И когда приходил Микеска, она с замиранием сердца наблюдала, как нервничает муж: он вставал и снова садился, но долго усидеть не мог. Ходил взад-вперед, останавливался и снова начинал ходить. Что-то его угнетало. Он сердился, лицо принимало кислое выражение, движения становились резкими; он говорил торопливо, брызгал слюной. Уж лучше бы Микеска не ходил к ним.
— Ты нравишься Микеске? — допытывалась она у Ганы.
— Он никогда мне этого не говорил, — уклонялась она.
— А если бы сказал?
— Похвалы ничего не стоят. Кто расхваливает — не купит.
— А если бы он женился на тебе?
— Я для него — пустое место.
— А если это не так?
— Он — хороший человек.
— Два хороших человека подошли бы друг другу.
— К сожалению, да.
— Почему?
— На свете много зла. Четыре руки с ним не справятся.
— Это правда.
Так она ничего и не узнала. Девушки не поверяют своих сердечных тайн чужим, особенно днем, когда видно их лицо. Доверие растет с наступлением темноты. В темноте девушки откровеннее, скорее скажут правду. Но забрезжит день, и они чувствуют, что лучше было промолчать.
«Спрошу в минуту откровенности», — решила хозяйка и, неуверенно улыбаясь каждому из трех, следила в страхе: кому Аничка подарила свою привязанность?
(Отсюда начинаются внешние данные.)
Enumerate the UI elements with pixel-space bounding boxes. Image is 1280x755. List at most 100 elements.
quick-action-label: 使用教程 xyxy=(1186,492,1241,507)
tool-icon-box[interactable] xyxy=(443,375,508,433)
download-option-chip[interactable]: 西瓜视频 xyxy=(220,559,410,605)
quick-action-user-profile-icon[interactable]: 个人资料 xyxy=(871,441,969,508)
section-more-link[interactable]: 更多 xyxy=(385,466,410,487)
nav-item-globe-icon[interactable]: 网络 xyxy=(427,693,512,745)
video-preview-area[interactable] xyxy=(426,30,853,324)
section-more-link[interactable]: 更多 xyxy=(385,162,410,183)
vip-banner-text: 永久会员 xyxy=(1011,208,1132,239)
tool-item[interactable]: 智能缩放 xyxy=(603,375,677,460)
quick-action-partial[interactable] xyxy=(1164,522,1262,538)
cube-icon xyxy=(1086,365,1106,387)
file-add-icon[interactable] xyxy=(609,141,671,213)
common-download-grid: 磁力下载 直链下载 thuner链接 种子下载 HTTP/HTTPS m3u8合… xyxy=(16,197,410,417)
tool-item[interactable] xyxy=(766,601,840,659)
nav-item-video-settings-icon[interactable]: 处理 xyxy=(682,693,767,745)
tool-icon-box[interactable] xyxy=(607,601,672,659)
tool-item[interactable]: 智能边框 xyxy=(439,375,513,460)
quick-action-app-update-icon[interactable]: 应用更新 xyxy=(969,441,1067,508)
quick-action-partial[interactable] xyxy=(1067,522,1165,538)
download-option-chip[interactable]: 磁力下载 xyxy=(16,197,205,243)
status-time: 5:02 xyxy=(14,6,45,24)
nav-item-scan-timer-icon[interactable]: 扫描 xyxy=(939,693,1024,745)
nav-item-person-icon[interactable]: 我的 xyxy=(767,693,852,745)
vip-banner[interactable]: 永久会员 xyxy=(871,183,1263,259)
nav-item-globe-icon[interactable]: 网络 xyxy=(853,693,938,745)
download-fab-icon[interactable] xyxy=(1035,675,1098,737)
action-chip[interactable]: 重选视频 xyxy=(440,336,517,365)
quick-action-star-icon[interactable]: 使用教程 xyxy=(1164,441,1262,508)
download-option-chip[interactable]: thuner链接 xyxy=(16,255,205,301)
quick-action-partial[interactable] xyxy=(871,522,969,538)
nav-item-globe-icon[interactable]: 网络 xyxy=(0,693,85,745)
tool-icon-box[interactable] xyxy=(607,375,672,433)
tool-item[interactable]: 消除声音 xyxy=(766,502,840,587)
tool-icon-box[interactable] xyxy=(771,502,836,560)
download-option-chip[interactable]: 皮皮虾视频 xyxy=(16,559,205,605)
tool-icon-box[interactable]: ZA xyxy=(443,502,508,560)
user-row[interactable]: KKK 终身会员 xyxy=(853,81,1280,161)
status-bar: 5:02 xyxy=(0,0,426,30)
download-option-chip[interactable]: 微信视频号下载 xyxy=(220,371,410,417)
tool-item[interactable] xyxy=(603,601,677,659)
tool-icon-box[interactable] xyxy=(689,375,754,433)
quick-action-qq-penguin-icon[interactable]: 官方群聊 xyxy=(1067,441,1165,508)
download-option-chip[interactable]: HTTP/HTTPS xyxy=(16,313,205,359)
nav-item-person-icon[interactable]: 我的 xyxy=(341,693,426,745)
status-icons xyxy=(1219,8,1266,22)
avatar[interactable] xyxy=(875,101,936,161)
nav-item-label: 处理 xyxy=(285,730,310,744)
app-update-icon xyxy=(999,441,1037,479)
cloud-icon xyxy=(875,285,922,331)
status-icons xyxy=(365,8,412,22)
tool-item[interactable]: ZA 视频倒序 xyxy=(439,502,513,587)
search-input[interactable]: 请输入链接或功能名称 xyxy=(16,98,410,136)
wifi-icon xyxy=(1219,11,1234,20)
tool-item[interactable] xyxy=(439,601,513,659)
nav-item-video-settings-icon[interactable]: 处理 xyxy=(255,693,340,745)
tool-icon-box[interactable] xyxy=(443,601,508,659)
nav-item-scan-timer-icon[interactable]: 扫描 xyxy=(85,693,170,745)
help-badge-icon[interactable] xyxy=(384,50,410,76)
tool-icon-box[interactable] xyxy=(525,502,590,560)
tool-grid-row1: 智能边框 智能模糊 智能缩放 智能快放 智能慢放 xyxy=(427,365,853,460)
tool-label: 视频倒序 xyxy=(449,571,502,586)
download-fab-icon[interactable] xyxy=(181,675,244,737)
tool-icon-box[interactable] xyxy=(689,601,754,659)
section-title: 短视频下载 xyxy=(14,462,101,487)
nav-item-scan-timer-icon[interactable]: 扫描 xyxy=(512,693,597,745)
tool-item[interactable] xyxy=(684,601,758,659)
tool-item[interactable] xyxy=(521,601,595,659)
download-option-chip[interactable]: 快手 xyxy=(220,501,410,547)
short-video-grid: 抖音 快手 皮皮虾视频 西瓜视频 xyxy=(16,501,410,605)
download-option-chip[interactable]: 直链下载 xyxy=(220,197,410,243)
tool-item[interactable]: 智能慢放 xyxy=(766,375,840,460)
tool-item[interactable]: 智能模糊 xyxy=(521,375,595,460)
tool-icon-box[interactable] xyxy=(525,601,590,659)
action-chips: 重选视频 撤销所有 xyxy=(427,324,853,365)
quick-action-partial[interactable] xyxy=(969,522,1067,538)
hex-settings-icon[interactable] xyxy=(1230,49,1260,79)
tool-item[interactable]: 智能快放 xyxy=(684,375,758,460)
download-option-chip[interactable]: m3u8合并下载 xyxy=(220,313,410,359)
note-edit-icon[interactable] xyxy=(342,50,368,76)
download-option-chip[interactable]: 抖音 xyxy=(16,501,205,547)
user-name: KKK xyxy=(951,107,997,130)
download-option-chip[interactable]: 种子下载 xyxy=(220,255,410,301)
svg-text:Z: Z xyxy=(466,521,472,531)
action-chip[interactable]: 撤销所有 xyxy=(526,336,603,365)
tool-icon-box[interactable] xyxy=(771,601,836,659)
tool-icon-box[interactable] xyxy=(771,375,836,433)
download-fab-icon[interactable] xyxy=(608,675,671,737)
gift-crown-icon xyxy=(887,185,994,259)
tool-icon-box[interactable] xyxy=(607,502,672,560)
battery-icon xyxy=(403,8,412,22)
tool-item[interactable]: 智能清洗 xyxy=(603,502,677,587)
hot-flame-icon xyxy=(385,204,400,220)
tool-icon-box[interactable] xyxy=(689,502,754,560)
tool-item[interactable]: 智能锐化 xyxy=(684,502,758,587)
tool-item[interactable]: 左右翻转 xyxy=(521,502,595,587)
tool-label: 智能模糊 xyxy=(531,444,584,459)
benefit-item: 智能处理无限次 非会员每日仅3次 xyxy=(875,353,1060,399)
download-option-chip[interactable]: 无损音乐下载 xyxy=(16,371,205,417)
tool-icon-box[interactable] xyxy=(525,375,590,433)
Ни муж, ни девушка и не думали огорчать ее. Директор не собирался отнимать свое сердце у жены и отдавать его Аничке. Для него Аничка была милым ребенком, добавлявшим каплю сладости в его чашу, полную горечи. Он ценил эти сладкие капли забвения. А девушка не скупилась на них — перед ней был всеми покинутый, измученный человек, которому нужны были лекарство, уход, ласка, теплое слово, минутная радость. Она, не колеблясь, обняла бы его, поцеловала бы: лишь бы порадовать хозяина, а с ним и хозяйку — ведь они обе страстно желали воскресить его, заставить понять, что есть жизнь и помимо банка.
Трудно отличить любовь от сладких капель забвения, когда любовь — лекарство. И жена не умела их различить. Да и как? Капли могла подать она сама и Микеска. Но в этом случае лекарство как-то теряло силу. На Микеску Розвалид хмурится, а ее ладонь прикрывает своей, как бы говоря: «Не утруждай себя, мне только что Аничка подала».
Жена переживала и старалась найти способ переместить указательные стрелки так, чтобы Аничке открылся путь к Микеске, Микеске — к Аничке, мужу — к ней, а ей — к мужу. Переживала и размышляла: «Если Микеска женится на Аничке, дом совсем опустеет, а муж впадет в прежнюю апатию. Нехорошо. Если Микеска на Аничке не женится, муж в нее влюбится, даже если она этого и не хочет, а я стану ненужной, как старое, сломанное кресло, которое только всем мешает. Это хуже».